No client-server setup here; all local. Let me know if I missed something. Thanks again for taking a look!

@Aidan_McLaughlin , I am sorry to hear this. Fractional GPUs can be tricky. So let 's narrow this a little down.

Could you try the following:

ray.init(num_gpus=1)

...
config = {
    "env": Env,  # Use the registered environment
    "framework": "torch",
    "num_gpus": 0.5,
    "num_workers": 5,
    "num_envs_per_worker": 1,
    "num_gpu_per_worker": 0.1,
    "train_batch_size": 64,
    "sgd_minibatch_size": 16,
    ...
}

The reason behind it is that num_gpus is the fraction of the GPU dedicated to the driver process (and the local worker running there). So this is used for training. The num_gpu_per_worker then should only use what is remaining of the GPU, so here 0.5.

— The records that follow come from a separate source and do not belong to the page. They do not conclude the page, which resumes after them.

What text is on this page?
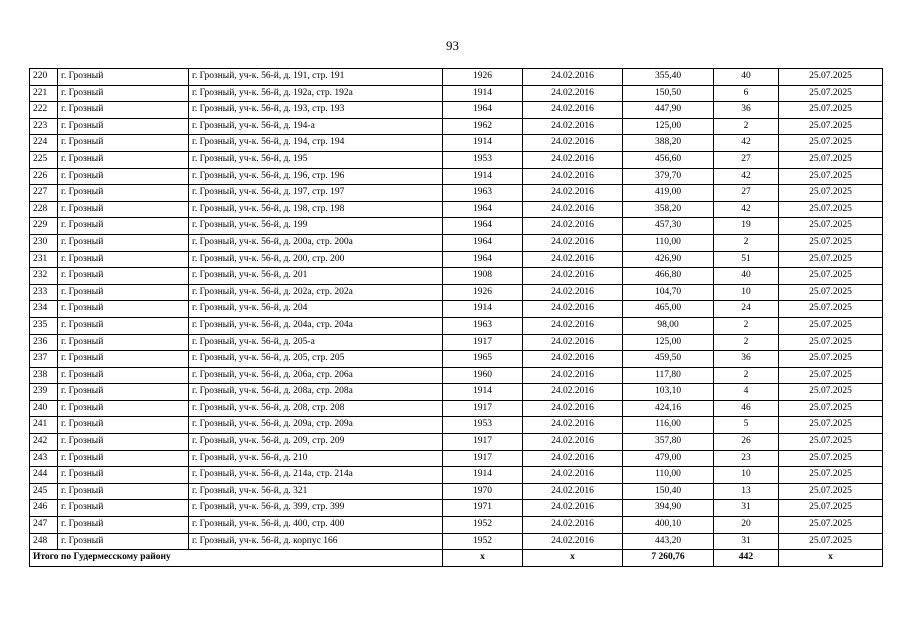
93
220	г. Грозный	г. Грозный, уч-к. 56-й, д. 191, стр. 191	1926	24.02.2016	355,40	40	25.07.2025
221	г. Грозный	г. Грозный, уч-к. 56-й, д. 192а, стр. 192а	1914	24.02.2016	150,50	6	25.07.2025
222	г. Грозный	г. Грозный, уч-к. 56-й, д. 193, стр. 193	1964	24.02.2016	447,90	36	25.07.2025
223	г. Грозный	г. Грозный, уч-к. 56-й, д. 194-а	1962	24.02.2016	125,00	2	25.07.2025
224	г. Грозный	г. Грозный, уч-к. 56-й, д. 194, стр. 194	1914	24.02.2016	388,20	42	25.07.2025
225	г. Грозный	г. Грозный, уч-к. 56-й, д. 195	1953	24.02.2016	456,60	27	25.07.2025
226	г. Грозный	г. Грозный, уч-к. 56-й, д. 196, стр. 196	1914	24.02.2016	379,70	42	25.07.2025
227	г. Грозный	г. Грозный, уч-к. 56-й, д. 197, стр. 197	1963	24.02.2016	419,00	27	25.07.2025
228	г. Грозный	г. Грозный, уч-к. 56-й, д. 198, стр. 198	1964	24.02.2016	358,20	42	25.07.2025
229	г. Грозный	г. Грозный, уч-к. 56-й, д. 199	1964	24.02.2016	457,30	19	25.07.2025
230	г. Грозный	г. Грозный, уч-к. 56-й, д. 200а, стр. 200а	1964	24.02.2016	110,00	2	25.07.2025
231	г. Грозный	г. Грозный, уч-к. 56-й, д. 200, стр. 200	1964	24.02.2016	426,90	51	25.07.2025
232	г. Грозный	г. Грозный, уч-к. 56-й, д. 201	1908	24.02.2016	466,80	40	25.07.2025
233	г. Грозный	г. Грозный, уч-к. 56-й, д. 202а, стр. 202а	1926	24.02.2016	104,70	10	25.07.2025
234	г. Грозный	г. Грозный, уч-к. 56-й, д. 204	1914	24.02.2016	465,00	24	25.07.2025
235	г. Грозный	г. Грозный, уч-к. 56-й, д. 204а, стр. 204а	1963	24.02.2016	98,00	2	25.07.2025
236	г. Грозный	г. Грозный, уч-к. 56-й, д. 205-а	1917	24.02.2016	125,00	2	25.07.2025
237	г. Грозный	г. Грозный, уч-к. 56-й, д. 205, стр. 205	1965	24.02.2016	459,50	36	25.07.2025
238	г. Грозный	г. Грозный, уч-к. 56-й, д. 206а, стр. 206а	1960	24.02.2016	117,80	2	25.07.2025
239	г. Грозный	г. Грозный, уч-к. 56-й, д. 208а, стр. 208а	1914	24.02.2016	103,10	4	25.07.2025
240	г. Грозный	г. Грозный, уч-к. 56-й, д. 208, стр. 208	1917	24.02.2016	424,16	46	25.07.2025
241	г. Грозный	г. Грозный, уч-к. 56-й, д. 209а, стр. 209а	1953	24.02.2016	116,00	5	25.07.2025
242	г. Грозный	г. Грозный, уч-к. 56-й, д. 209, стр. 209	1917	24.02.2016	357,80	26	25.07.2025
243	г. Грозный	г. Грозный, уч-к. 56-й, д. 210	1917	24.02.2016	479,00	23	25.07.2025
244	г. Грозный	г. Грозный, уч-к. 56-й, д. 214а, стр. 214а	1914	24.02.2016	110,00	10	25.07.2025
245	г. Грозный	г. Грозный, уч-к. 56-й, д. 321	1970	24.02.2016	150,40	13	25.07.2025
246	г. Грозный	г. Грозный, уч-к. 56-й, д. 399, стр. 399	1971	24.02.2016	394,90	31	25.07.2025
247	г. Грозный	г. Грозный, уч-к. 56-й, д. 400, стр. 400	1952	24.02.2016	400,10	20	25.07.2025
248	г. Грозный	г. Грозный, уч-к. 56-й, д. корпус 166	1952	24.02.2016	443,20	31	25.07.2025
Итого по Гудермесскому району			x	x	7 260,76	442	x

This becomes even more tricky, if you are running Tune experiments and define there your resources.

Let me know, if this helps now. Sorry for my misunderstanding above, I thought you got a couple of GPUs.

2 Likes

I think this worked! Still ironing out some vRAM bumps, but the preprocessors recognize a CUDA device. Thanks a ton for the help!

1 Like

@Aidan_McLaughlin, great! Glad I could help.